On the Filipino end, the FDA has specified the various COVID-19 conditions Lianhua Qingwen has been approved to treat. Per GMA News, “The drug’s Certificate of Product Registration for the Philippines states that it could be used to combat heat-toxin invasion of the lungs, fever, aversion to cold, muscle soreness, and stuffy and runny nose.” In terms of pure science, the efficacy of the drug is unproven, meaning there’s neither evidence that it doesn’t work or that it does. More quality data is needed from rigorous trials. Moving forward without assurances of safety and efficacy hurts more than helps the TCM cause.
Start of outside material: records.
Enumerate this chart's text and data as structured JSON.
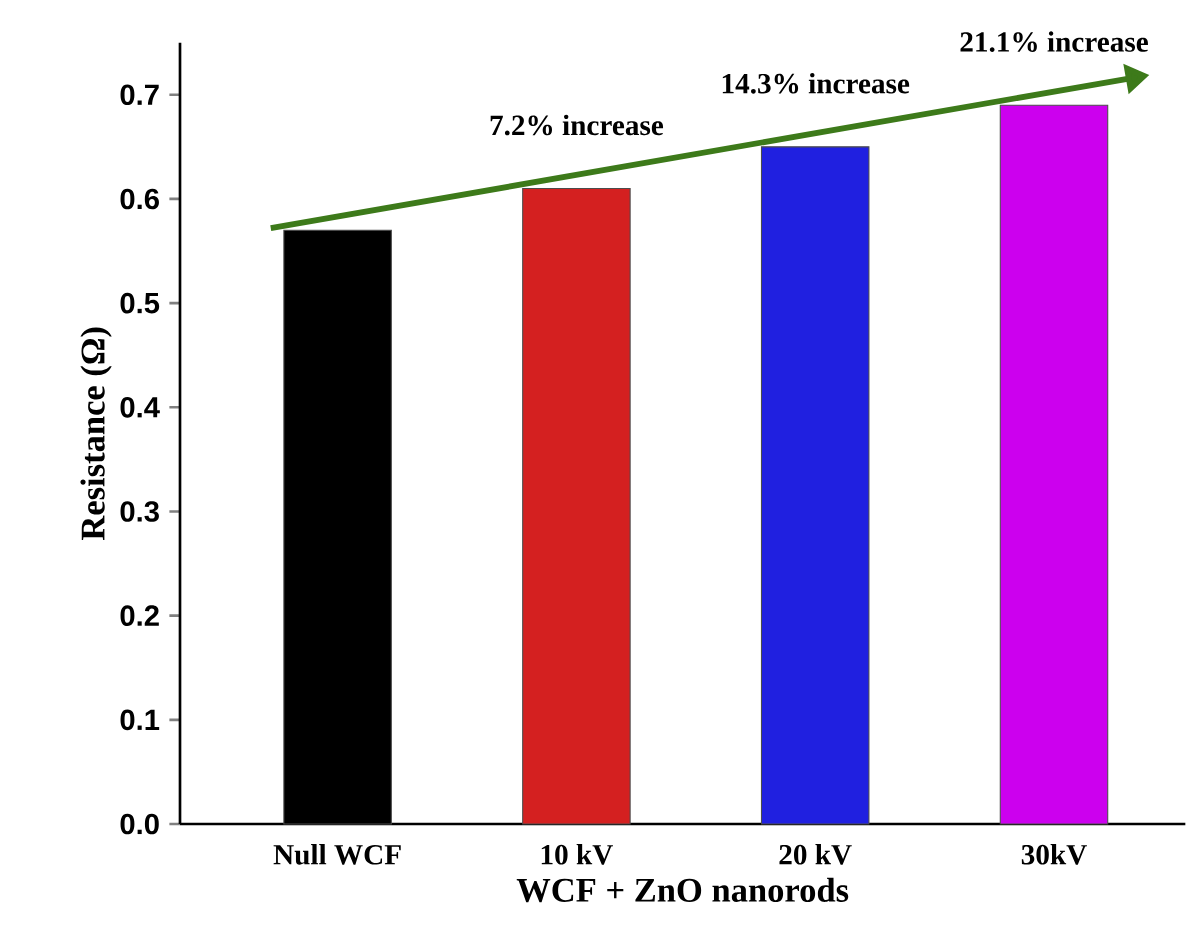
{
  "chart_data": {
    "type": "bar",
    "xlabel": "WCF + ZnO nanorods",
    "ylabel": "Resistance (Ω)",
    "categories": [
      "Null WCF",
      "10 kV",
      "20 kV",
      "30kV"
    ],
    "series": [
      {
        "colors": [
          "#000000",
          "#d42020",
          "#2020e0",
          "#cc00ee"
        ],
        "values": [
          0.57,
          0.61,
          0.65,
          0.69
        ]
      }
    ],
    "ylim": [
      0,
      0.75
    ],
    "yticks": [
      {
        "value": 0,
        "label": "0.0"
      },
      0.1,
      0.2,
      0.3,
      0.4,
      0.5,
      0.6,
      0.7
    ],
    "annotations": [
      "7.2% increase",
      "14.3% increase",
      "21.1% increase"
    ],
    "grid": false
  }
}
If you think psychedelic drugs are only good for partying and tripping, think again. They may have actual medical uses. A company called Eleusis has been collecting preclinical data on certain psychedelics to see how they affect inflammatory conditions. Per Fierce Biotech, “The company’s researchers screened 21 psychedelics that target the serotonin receptor 5-HT2A. Activating the receptor is known to have anti-inflammatory effects in asthma. The team discovered that the structural characteristics of one class of psychedelics known as 2,5-dimethoxyphenethylamine (2C-H) allow them to control inflammation without producing the behavioral effects of LSD and related drugs. They published their observations in the journal ACS Pharmacology & Translational Science.” More data is still needed, of course. But at least they’re testing.
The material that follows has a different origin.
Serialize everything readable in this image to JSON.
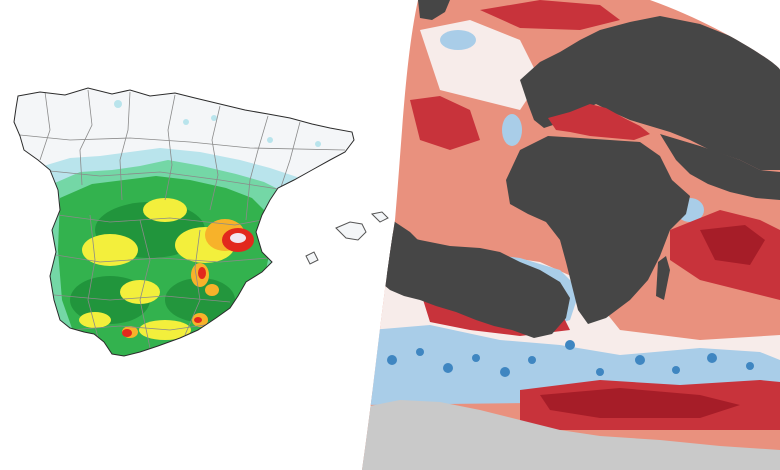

Human migration is currently one of those topics that foster heated opinions, pro and con. While this may be good for cable TV talk shows, social media trolls, and legacy newspaper op-eds, it does nothing to actually understand what is really going on when vast amounts of people are on the move. That’s not to say that nobody has been studying them. There have been studies that have used contemporary demographic, sociological, economic, and psychological data. They have their shortcomings though. An article in the Proceedings of the National Academy of Sciences proposes three lines of investigation that will properly contextualize and understand the phenomenon. According to the authors, “What is clear is that if we are to create migration policies that balance the human rights of migrants with the security concerns of host populations, we will need evidence-based answers to these questions and others like them. At least some of those answers will be found in our past, and the researchers best suited for this task are archaeologists.” These type of approaches are desperately needed.

Advances in genetics continues to forward our understanding of ancient hominen behavior, in particular how they interbred with each other and modern human ancestors. A study in PLOS Genetics adds to our understanding of how much ancient DNA exists in homo sapien genomes. According to the authors, “We identify 3% of the Neanderthal genome that is putatively introgressed from ancient humans, and estimate that the gene flow occurred between 200-300kya. We find no convincing evidence that negative selection acted against these regions. Finally, we predict that 1% of the Denisovan genome was introgressed from an unsequenced, but highly diverged, archaic hominin ancestor. About 15% of these ‘super-archaic’ regions—comprising at least about 4Mb—were, in turn, introgressed into modern humans and continue to exist in the genomes of people alive today.” At least it’s nice to know that we have more ancient hominen DNA in our genomes than ancient viral DNA.

Thanks for reading. Let’s be careful out there.